Lambert glared—swallowed—glared again, and turned on his heel. “Mrs. Ives, will you be good enough to take the stand?”

She was on her feet before the words were off his lips, brushing by him with her light, swift step and a look of contemptuous anger that was bright and terrible as a sword.

“Looks as though his precious Sue was going to give Uncle Dudley a bad half hour,” murmured the reporter exultantly.

“Why?” whispered the red-headed girl. “Why did she look like that?”

“Because I rather fancy that Lambert has just a scrap exceeded his authority in his efforts to speed Pat Ives to the gallows. The old walrus made out a fairly damaging case against him, even if he did snort himself purple. If——”

“Mrs. Ives, I’m going to ask you to tell us in your own words just what occurred on the evening of the nineteenth of June, from the time that Mr. Farwell spoke to you at the club. I won’t interrupt unless I feel that something is not quite clear. At what time did the conversation with Mr. Farwell take place?”

She looked so small, sitting there—so small and young and fearless, with her dark, bright eyes and her lifted chin and the pale gold wings of her hair folded under the curve of the little russet hat. She had no colour at all—not in her cheeks, not in her lips.

“It was a little after five,” said Sue Ives, and the red-headed girl gave a sigh of sheer delight. Once or twice in a lifetime a voice like that falls on our lucky ears—a voice clear and fresh as running water, alive and beautiful and effortless. The girl in the box did not have to lift it a half tone to have it penetrate to the farthest corner of the gallery. “We got in from the links just at five, and Elliot came up and asked me if he could bring me something to drink. I said yes, and when he came back he suggested that we go over and sit on the steps, as he had a splitting headache, and everyone was making a good deal of a racket. We hadn’t been there more than five minutes before he told me.”
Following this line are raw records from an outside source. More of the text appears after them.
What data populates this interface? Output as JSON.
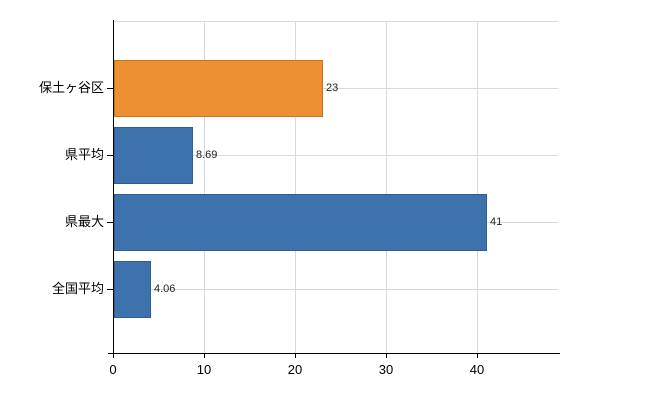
{
  "chart_data": {
    "type": "bar",
    "orientation": "horizontal",
    "title": "",
    "xlabel": "",
    "ylabel": "",
    "categories": [
      "保土ヶ谷区",
      "県平均",
      "県最大",
      "全国平均"
    ],
    "values": [
      23,
      8.69,
      41,
      4.06
    ],
    "value_labels": [
      "23",
      "8.69",
      "41",
      "4.06"
    ],
    "bar_colors": [
      "#ED8F33",
      "#3E72AC",
      "#3E72AC",
      "#3E72AC"
    ],
    "bar_border_colors": [
      "#C8741F",
      "#2F5E94",
      "#2F5E94",
      "#2F5E94"
    ],
    "x_tick_labels": [
      "0",
      "10",
      "20",
      "30",
      "40"
    ],
    "x_tick_values": [
      0,
      10,
      20,
      30,
      40
    ],
    "xlim": [
      0,
      49
    ],
    "grid": "on",
    "legend": "none"
  },
  "colors": {
    "bar_orange": "#ED8F33",
    "bar_blue": "#3E72AC",
    "grid": "#d9d9d9",
    "axis": "#000000",
    "value_label": "#222222",
    "tick_label": "#000000",
    "background": "#ffffff"
  }
}
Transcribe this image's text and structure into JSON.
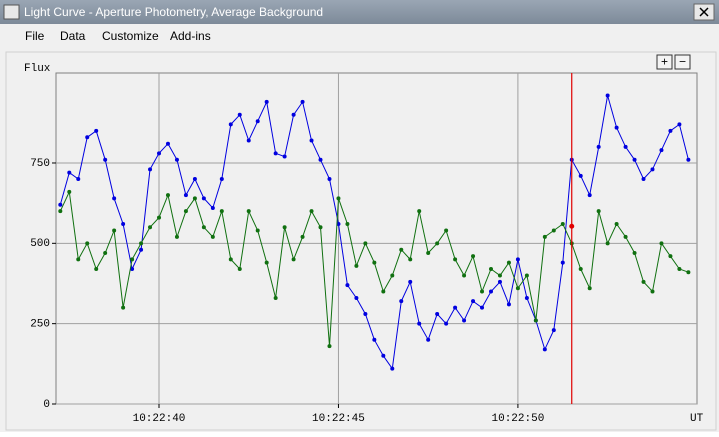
{
  "window": {
    "title": "Light Curve - Aperture Photometry, Average Background",
    "menu": [
      "File",
      "Data",
      "Customize",
      "Add-ins"
    ],
    "zoom_buttons": [
      "+",
      "−"
    ]
  },
  "chart_data": {
    "type": "line",
    "y_label": "Flux",
    "x_label": "UT",
    "x": [
      37.25,
      37.5,
      37.75,
      38,
      38.25,
      38.5,
      38.75,
      39,
      39.25,
      39.5,
      39.75,
      40,
      40.25,
      40.5,
      40.75,
      41,
      41.25,
      41.5,
      41.75,
      42,
      42.25,
      42.5,
      42.75,
      43,
      43.25,
      43.5,
      43.75,
      44,
      44.25,
      44.5,
      44.75,
      45,
      45.25,
      45.5,
      45.75,
      46,
      46.25,
      46.5,
      46.75,
      47,
      47.25,
      47.5,
      47.75,
      48,
      48.25,
      48.5,
      48.75,
      49,
      49.25,
      49.5,
      49.75,
      50,
      50.25,
      50.5,
      50.75,
      51,
      51.25,
      51.5,
      51.75,
      52,
      52.25,
      52.5,
      52.75,
      53,
      53.25,
      53.5,
      53.75,
      54,
      54.25,
      54.5,
      54.75
    ],
    "series": [
      {
        "color": "#0000e0",
        "values": [
          620,
          720,
          700,
          830,
          850,
          760,
          640,
          560,
          420,
          480,
          730,
          780,
          810,
          760,
          650,
          700,
          640,
          610,
          700,
          870,
          900,
          820,
          880,
          940,
          780,
          770,
          900,
          940,
          820,
          760,
          700,
          560,
          370,
          330,
          280,
          200,
          150,
          110,
          320,
          380,
          250,
          200,
          280,
          250,
          300,
          260,
          320,
          300,
          350,
          380,
          310,
          450,
          330,
          260,
          170,
          230,
          440,
          760,
          710,
          650,
          800,
          960,
          860,
          800,
          760,
          700,
          730,
          790,
          850,
          870,
          760
        ]
      },
      {
        "color": "#107010",
        "values": [
          600,
          660,
          450,
          500,
          420,
          470,
          540,
          300,
          450,
          500,
          550,
          580,
          650,
          520,
          600,
          640,
          550,
          520,
          600,
          450,
          420,
          600,
          540,
          440,
          330,
          550,
          450,
          520,
          600,
          550,
          180,
          640,
          560,
          430,
          500,
          440,
          350,
          400,
          480,
          450,
          600,
          470,
          500,
          540,
          450,
          400,
          460,
          350,
          420,
          400,
          440,
          360,
          400,
          260,
          520,
          540,
          560,
          500,
          420,
          360,
          600,
          500,
          560,
          520,
          470,
          380,
          350,
          500,
          460,
          420,
          410
        ]
      }
    ],
    "xlim": [
      37.13,
      54.99
    ],
    "ylim": [
      0,
      1030
    ],
    "xticks": [
      {
        "value": 40,
        "label": "10:22:40"
      },
      {
        "value": 45,
        "label": "10:22:45"
      },
      {
        "value": 50,
        "label": "10:22:50"
      }
    ],
    "yticks": [
      0,
      250,
      500,
      750
    ],
    "grid": true,
    "cursor": {
      "x": 51.5,
      "y": 553,
      "color": "#e00000"
    }
  }
}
“Before he told you what?” prompted Lambert helpfully.

“Before he told me that Pat was having an affair with Mimi Bellamy.” She did not vouchsafe him even a glance, but kept the clear, stern little face turned squarely to the twelve attentive ones lifted to hers. “At first I thought that it was simply preposterous nonsense—I told him so. Everyone knew that Elliot was absolutely out of his head over Mimi, and I thought that he really was going a little mad. I could see that he’d been drinking, of course, and I wasn’t even as angry as I ought to have been, because he was so unhappy—dreadfully unhappy. And then he said that he’d spied on them—that he’d seen them go to the cottage together. Well, that—that was different. That didn’t sound like the kind of thing that you’d invent or imagine, no matter how unbalanced you were.”